Supplemental Information Concerning Proposal No. 3 - Approval of the amendment to the Company’s 2023 Incentive Award Plan to increase the number of shares of common stock reserved for issuance pursuant to awards
The following table sets forth certain awards proposed to be granted under the Plan subject to the Company’s stockholders approving Proposal No. 3 at the Annual Meeting, and pursuant to the terms of the respective employment agreements. With respect to the increased number of shares reserved under the Award Plan, the Company cannot currently determine the benefits or number of shares subject to awards that may be granted in the future to eligible participants under the Award Plan because the grant of awards and terms of such awards are to be determined in the sole discretion of the Plan Administrator (as defined in the Award Plan).
2023 Incentive Award Plan
Name and position | Dollar Value ($) (1) | Number of Units (2) | ||||||
Asim Akram Future Chief Executive Officer and President (3) | $ | 1,304,163 | 1,744,000 | |||||
Peter Baird Former Chief Commercial Officer (4) | $ | 452,994 | 605,769 | |||||
All Current Executive Officers as a Group | $ | - | - | |||||
All Current Directors as a Group (Other than Executive Officers) | - | - | ||||||
All Current Employees (including Officers other than Executive Officers) (5) | $ | 905,988 | 1,211,538 |
(1) | Based on the closing price of the Company’s common stock on May 30, 2025, $0.7478 per share. |
(2) | Represents RSU and PSU awards. |
(3) | Mr. Akram was appointed Chief Executive Officer and President effective June 23, 2025. Represents an aggregate of 348,800 RSUs and 1,395,200 PSUs the Company agreed to grant pursuant to his employment agreement, with half of the RSUs and PSUs being granted on his start date and the other half being awarded in January 2027. |
(4) | Mr.

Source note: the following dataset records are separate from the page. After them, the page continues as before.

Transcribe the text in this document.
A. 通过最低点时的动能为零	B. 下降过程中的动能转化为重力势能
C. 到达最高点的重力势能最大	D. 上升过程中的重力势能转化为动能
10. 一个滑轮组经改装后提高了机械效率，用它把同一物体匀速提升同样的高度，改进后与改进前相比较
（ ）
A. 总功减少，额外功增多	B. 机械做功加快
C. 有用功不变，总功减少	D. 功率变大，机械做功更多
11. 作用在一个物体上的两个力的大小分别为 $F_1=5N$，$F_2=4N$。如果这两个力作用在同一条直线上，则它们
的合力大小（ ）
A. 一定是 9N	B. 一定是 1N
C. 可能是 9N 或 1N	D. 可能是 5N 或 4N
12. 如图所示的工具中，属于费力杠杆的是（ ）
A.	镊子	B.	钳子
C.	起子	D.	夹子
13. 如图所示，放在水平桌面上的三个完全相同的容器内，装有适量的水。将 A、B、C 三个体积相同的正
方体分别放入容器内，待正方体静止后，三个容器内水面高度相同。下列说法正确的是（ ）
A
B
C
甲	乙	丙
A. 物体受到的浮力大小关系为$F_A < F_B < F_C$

Baird was appointed Chief Commercial Officer on January 6, 2025 and resigned from such position on May 30, 2025. Mr. Baird is expected to remain an employee of the Company through a 90-day notice period pursuant to Mr. Baird’s employment agreement, after which Mr. Baird will cease employment with the Company. Represents 134,615 RSUs and 471,154 PSUs the Company agreed to award to Mr. Baird pursuant to his employment agreement. As a result of his resignation, none of these awards are expected to vest prior to his termination of service even if granted. |
(5) | Represents RSUs and PSUs the Company agreed to award to Mr. Baird prior to his resignation, none of which are expected to vest prior to his termination of service even if granted, and shares underlying an RSU award and PSU award the Company agreed to award to another employee. |
If you have already returned your proxy card or provided voting instructions, you do not need to take any action unless you wish to change your vote by submitting a new proxy card or voting instruction. Information regarding the Annual Meeting and how to vote your shares, or revoke your proxy or voting instructions, is available in the Proxy Statement. The Proxy Statement is also available on the Company’s website at www.multisensorai.com.